Two Saturdays ago, Penn National handled a shade over $620,000 — almost exactly one-sixth of what the track handled this past Saturday for the Penn Mile, when more than $3.6 million went through the wagering windows.

That speaks to the power of a good idea well executed — and also points to the challenges that Penn, and racing in general, still face.

As Teresa Genaro wrote (here) prior to the Penn Mile, the concept behind the Penn Mile was similar to that employed by the track’s corporate stablemate, Charles Town, when the latter created the Charles Town Classic: find an underserved category of racing, schedule the race in a blank space on the racing calendar, and commit major resources to it.

In the case of the Penn Mile, that’s turfing sophomores; the middle of the Triple Crown chase; and $500,000 in purse money, plus solid supporting races, and a significant marketing effort.  It’s a simple, sensible strategy, and one that had worked before.


Not that that all guaranteed a successful evening.  In fact, Penn’s Director of Racing Operations Dan Silver told me that, because the track typically handles more wagering in the winter than the spring and summer, “The potential was there to have a disappointing day.”

So perhaps it was with both pleasure and relief that Silver was able to report that the evening — which shattered all of Penn’s existing handle records — “surpassed our expectations.  Everything really came together.  The fact that we had one of the best cards in the country on Saturday really helped, and it reinforced our belief” that big events are the key to building brand recognition and, thus, handle.

Yet as successful as events like these are, they also lay bare the challenges facing the sport, the most important of which is this: can it obtain — and keep — new fans and bettors?

Nationally, wagering in 2012 was only about 70 percent of what it had been a decade earlier — adjusting for inflation, it’s less than 60 percent.  And even though wagering was up on a year-over-year basis in 2012 versus 2011, that increase still didn’t keep pace with inflation.

What’s more, even some of the really successful endeavors — like the Charles Town Classic — seem more to appeal to hard-core fans and bettors than to mint new ones.  Since inaugurating that race in 2009, Charles Town has seen its annual “export handle” — the amount wagered on Charles Town’s races at places other than Charles Town — rise by 38 percent.

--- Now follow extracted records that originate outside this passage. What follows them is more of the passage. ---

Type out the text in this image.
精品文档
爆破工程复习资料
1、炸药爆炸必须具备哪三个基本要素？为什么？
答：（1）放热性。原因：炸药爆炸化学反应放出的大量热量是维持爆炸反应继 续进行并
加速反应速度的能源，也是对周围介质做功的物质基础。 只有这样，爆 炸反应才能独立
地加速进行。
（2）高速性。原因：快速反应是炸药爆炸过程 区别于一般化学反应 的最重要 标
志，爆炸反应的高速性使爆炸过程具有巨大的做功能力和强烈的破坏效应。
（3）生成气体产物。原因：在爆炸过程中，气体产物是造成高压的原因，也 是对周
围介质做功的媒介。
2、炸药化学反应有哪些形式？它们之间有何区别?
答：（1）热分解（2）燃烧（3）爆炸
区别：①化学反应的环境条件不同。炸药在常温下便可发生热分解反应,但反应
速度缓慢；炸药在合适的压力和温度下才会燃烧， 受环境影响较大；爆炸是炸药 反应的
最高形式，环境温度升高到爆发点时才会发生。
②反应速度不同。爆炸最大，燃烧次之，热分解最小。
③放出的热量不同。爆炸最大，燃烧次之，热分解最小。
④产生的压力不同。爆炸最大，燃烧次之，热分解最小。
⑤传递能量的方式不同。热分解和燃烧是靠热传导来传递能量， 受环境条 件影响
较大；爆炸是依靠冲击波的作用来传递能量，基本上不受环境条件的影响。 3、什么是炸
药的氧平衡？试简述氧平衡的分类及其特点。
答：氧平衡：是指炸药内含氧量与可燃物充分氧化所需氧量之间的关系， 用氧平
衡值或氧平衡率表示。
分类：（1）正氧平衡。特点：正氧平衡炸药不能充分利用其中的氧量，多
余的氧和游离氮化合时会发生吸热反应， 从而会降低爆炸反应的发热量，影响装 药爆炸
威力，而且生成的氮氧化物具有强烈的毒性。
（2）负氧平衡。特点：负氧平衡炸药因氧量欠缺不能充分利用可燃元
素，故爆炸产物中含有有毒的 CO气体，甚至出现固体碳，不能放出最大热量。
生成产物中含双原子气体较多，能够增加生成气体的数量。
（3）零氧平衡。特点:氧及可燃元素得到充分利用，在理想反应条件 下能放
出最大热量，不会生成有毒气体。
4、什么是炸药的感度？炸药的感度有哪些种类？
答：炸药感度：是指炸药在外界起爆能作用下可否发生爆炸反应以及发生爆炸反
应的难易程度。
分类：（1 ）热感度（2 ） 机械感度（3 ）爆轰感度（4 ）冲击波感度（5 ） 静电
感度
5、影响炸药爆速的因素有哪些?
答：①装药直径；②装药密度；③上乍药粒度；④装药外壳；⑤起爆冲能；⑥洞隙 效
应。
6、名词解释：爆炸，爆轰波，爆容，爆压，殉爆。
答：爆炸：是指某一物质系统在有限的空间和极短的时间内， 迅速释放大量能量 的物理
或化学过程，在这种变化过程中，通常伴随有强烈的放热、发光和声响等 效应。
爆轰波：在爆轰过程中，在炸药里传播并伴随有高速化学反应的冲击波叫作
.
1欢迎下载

But its on-track and import handles — the amount wagered each year by players at Charles Town on Charles Town races and on races run at other tracks, respectively — have declined by about 12 percent in the same period, according to West Virginia Racing Commission data.  Even as Charles Town successfully courts the simulcast player, it’s having a harder time attracting the local gambler.

Some of this, of course, is the result of technological innovation.  Many gamblers, predictably, stay home and play using advance deposit wagering accounts  rather than schlep out to the local track.

But the national decline in wagering isn’t about technology; it’s about racing’s loosening hold on the public mind.

Big events are one way of combating that trend.  Penn deployed significant marketing resources, both nationally — for the simulcast players — and locally, “to let the local folks know we were doing something special and they might want to come out and be part of it,” Silver explained.  “I had people who had been coming to Penn since the 1970s,” he added, “who told me that it was the biggest crowd they’d ever seen there.”

A different kind of event that brought a sizable crowd to the track — many for the first time — was Pimlico’s Decanter Wine Festival in April.  The festival packed the second floor grandstand at Old Hilltop, and many of the participants drifted into wagering and cheering for their horses.

Aligning racing with the “good guys” is another way to combat the negative trends.  Penn tried to do that by using the event to promote charities that care for horses after their racing careers are over.  “Doing things like that,” Silver noted, “I think it heightened awareness of the event.”

For a sport that has sustained its share of black eyes in recent years — some deserved, some not so — that makes good sense.

But turning once-a-year visitors into occasional visitors — or occasional visitors into real players — remains an elusive goal.  Silver noted that his track had “no specific program” targeted at track newcomers on Penn Mile day; a person offering handicapping tips and advice during Decanter mostly was lonely.

“My problem,” a regional racetrack executive once lamented to me following a successful event at his track, “is that all these people shake my hand on the way out and say, ‘That was great!  We’ll be back next year.’  I need them to come out next week and next month, not just next year.”

Of course, that’s racing’s — and not just his — problem.  For example, there will be 50,000 or so fans at Belmont Park tomorrow for the Belmont Stakes and, had Orb won the Preakness, the number would likely have been double that; yet on the prior Saturday, just 6,500 rattled around the massive plant.

Empty grandstands don’t necessarily bespeak a problem today, because the simulcast trade can make up for them.

But they do portend a problem for tomorrow.  The next generation of bettors has to come from somewhere– and that somewhere is much more likely to be a visit to the racetrack itself than it is watching the typically under-produced simulcast fare that’s standard in the industry.

The statistics tell us that in recent years about twice as many fans either moved away from the sport or died as came to the sport.  That’s a recipe for exactly what we currently see: decline.

Racetracks are beginning to think more innovatively about how to bring people to the races, and that’s a good start.

Now for the next step: getting them to come back of their own accord.